Paradip Port Authority, India’s second biggest State-owned port by volume handled, had set a minimum royalty (reserve royalty) of ₹46 per metric tonne while inviting price bids. The tender will be awarded to the bidder quoting the highest royalty per metric tonne above the reserve royalty. The winning bidder will have freedom to set market-driven rates.

The royalty on each metric tonne of cargo handled at the terminal, to be paid to the port authority, will be escalated year-on-year based on the Wholesale Price Index (WPI).

Essar Ports quoted ₹51 per metric tonne as royalty while Navayuga Engineering Company placed a price bid of ₹49.2 per metric tonne, officials said.

No investment from port

“The highest royalty per metric tonne quoted by JSPL is a reasonably good price,” said a port industry official. “The port authority will not make any investment in the project but will offer land to the private operator. Besides, it will collect port dues and pilotage charges from ships calling at the terminal,” he said.
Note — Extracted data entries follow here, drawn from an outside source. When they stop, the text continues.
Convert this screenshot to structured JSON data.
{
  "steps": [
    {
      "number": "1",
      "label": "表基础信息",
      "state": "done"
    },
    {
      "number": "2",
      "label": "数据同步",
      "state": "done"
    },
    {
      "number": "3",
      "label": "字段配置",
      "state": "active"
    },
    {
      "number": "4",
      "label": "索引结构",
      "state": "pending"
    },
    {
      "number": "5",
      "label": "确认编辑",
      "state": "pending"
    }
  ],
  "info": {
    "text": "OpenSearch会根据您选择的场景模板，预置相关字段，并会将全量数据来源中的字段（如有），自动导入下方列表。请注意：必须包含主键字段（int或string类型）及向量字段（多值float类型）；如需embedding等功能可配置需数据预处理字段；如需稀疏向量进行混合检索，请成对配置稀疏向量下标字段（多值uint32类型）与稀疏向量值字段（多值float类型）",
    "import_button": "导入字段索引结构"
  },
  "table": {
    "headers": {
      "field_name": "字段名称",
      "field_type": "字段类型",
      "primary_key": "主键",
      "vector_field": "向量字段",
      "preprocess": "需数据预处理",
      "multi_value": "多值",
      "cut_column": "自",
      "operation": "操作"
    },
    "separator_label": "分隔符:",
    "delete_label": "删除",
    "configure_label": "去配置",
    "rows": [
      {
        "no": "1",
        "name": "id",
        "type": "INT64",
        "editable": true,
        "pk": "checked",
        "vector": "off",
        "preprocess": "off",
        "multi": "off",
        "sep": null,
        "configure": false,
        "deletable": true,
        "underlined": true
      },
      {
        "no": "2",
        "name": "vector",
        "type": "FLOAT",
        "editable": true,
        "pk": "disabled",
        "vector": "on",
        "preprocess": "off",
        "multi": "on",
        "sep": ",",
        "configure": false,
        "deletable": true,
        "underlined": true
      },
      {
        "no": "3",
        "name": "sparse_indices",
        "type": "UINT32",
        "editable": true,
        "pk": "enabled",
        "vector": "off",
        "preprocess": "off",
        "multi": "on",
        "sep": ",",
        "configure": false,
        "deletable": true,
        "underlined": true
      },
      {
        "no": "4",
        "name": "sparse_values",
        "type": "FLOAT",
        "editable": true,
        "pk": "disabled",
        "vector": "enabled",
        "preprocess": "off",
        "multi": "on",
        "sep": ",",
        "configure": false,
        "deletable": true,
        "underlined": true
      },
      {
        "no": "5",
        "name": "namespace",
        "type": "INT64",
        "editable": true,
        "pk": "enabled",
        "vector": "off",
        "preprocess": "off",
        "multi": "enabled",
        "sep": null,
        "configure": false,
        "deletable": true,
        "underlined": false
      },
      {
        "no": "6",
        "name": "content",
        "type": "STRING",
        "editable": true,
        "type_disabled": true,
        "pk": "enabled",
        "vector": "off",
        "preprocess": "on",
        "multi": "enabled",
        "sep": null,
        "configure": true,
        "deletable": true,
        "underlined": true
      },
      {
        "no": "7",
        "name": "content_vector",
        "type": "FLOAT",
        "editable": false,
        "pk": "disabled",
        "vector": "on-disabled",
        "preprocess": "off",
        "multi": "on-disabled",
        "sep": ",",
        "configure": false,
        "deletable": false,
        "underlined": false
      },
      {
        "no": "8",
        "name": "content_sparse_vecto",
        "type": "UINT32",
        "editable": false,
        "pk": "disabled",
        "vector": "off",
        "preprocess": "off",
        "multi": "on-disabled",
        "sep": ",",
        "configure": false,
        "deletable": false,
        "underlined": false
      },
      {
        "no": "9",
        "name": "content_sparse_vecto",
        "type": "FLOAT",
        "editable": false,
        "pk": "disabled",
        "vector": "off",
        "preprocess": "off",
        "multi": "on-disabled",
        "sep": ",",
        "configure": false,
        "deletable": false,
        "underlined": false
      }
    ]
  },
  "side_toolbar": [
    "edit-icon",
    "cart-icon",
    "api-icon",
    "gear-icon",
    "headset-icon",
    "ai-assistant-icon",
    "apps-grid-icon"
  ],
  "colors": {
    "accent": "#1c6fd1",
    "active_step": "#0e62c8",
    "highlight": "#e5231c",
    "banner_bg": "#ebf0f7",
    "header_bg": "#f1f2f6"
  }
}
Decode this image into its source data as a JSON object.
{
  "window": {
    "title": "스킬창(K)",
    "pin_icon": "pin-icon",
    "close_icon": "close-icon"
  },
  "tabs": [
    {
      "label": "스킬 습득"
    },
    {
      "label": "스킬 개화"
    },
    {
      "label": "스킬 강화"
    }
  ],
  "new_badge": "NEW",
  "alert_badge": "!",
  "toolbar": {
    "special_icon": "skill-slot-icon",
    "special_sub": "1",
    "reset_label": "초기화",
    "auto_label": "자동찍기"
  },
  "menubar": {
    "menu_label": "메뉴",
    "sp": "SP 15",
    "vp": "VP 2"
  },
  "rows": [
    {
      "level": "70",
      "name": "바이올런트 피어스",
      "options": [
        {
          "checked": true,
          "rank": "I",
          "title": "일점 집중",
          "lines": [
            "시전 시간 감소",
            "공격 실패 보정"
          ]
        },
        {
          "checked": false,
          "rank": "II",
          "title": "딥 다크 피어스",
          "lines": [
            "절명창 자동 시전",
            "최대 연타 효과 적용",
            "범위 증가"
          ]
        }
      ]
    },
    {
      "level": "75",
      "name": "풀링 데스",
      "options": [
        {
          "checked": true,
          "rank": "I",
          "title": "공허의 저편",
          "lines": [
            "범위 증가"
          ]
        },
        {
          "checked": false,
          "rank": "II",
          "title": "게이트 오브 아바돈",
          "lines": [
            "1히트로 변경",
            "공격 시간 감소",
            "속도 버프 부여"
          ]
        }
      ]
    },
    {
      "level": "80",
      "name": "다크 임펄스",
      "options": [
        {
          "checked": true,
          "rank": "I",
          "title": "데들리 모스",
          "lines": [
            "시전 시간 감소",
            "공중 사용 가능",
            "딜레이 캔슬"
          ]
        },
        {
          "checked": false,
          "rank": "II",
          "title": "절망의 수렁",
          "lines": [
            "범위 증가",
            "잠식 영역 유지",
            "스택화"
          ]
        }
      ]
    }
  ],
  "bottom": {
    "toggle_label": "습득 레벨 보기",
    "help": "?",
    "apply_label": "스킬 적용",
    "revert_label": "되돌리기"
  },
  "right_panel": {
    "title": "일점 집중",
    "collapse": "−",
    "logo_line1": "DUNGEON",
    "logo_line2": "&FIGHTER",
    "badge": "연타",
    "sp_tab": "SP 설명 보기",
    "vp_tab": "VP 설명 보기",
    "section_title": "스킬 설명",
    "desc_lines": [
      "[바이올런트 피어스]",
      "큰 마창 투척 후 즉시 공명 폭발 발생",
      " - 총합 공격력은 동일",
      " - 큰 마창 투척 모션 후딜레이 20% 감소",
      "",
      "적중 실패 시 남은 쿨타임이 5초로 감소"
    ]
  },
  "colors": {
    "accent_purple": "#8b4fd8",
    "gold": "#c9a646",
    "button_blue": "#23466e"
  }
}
The private operator will levy berth hire and cargo handling charges from users of the facility.

The private operator will develop, operate and maintain the terminal for 30 years. The task of deepening the Western Dock basin and the navigation channel up to the berths, including the turning circle for the handling of capesize vessels, will vest with the terminal operator, according to the tender documents.

Agreement details

The terminal will be built in two phases of 12.5 mt capacity each. The construction period for Phase 1 will be 36 months from the date of the award of the concession. The construction work for Phase 2 will begin from the date Phase 1 starts commercial operation and must be completed within 24 months.

The project will use the new model concession agreement that was finalised by the Ministry of Ports, Shipping and Waterways in November last year. The private operator will have to handle a minimum guaranteed cargo (MGC) of 8.75 mt and 17.5 mt a year for Phase 1 and Phase 2 of the project, respectively. It will have to pay the contractually mandated royalty amount for the MGC along with damages if it fails to achieve the MGC in a year.

The planned terminal will cater to the requirement of coal and limestone imports besides the export of granulated slag and finished steel products for steel plants operating in the hinterland of Paradip Port.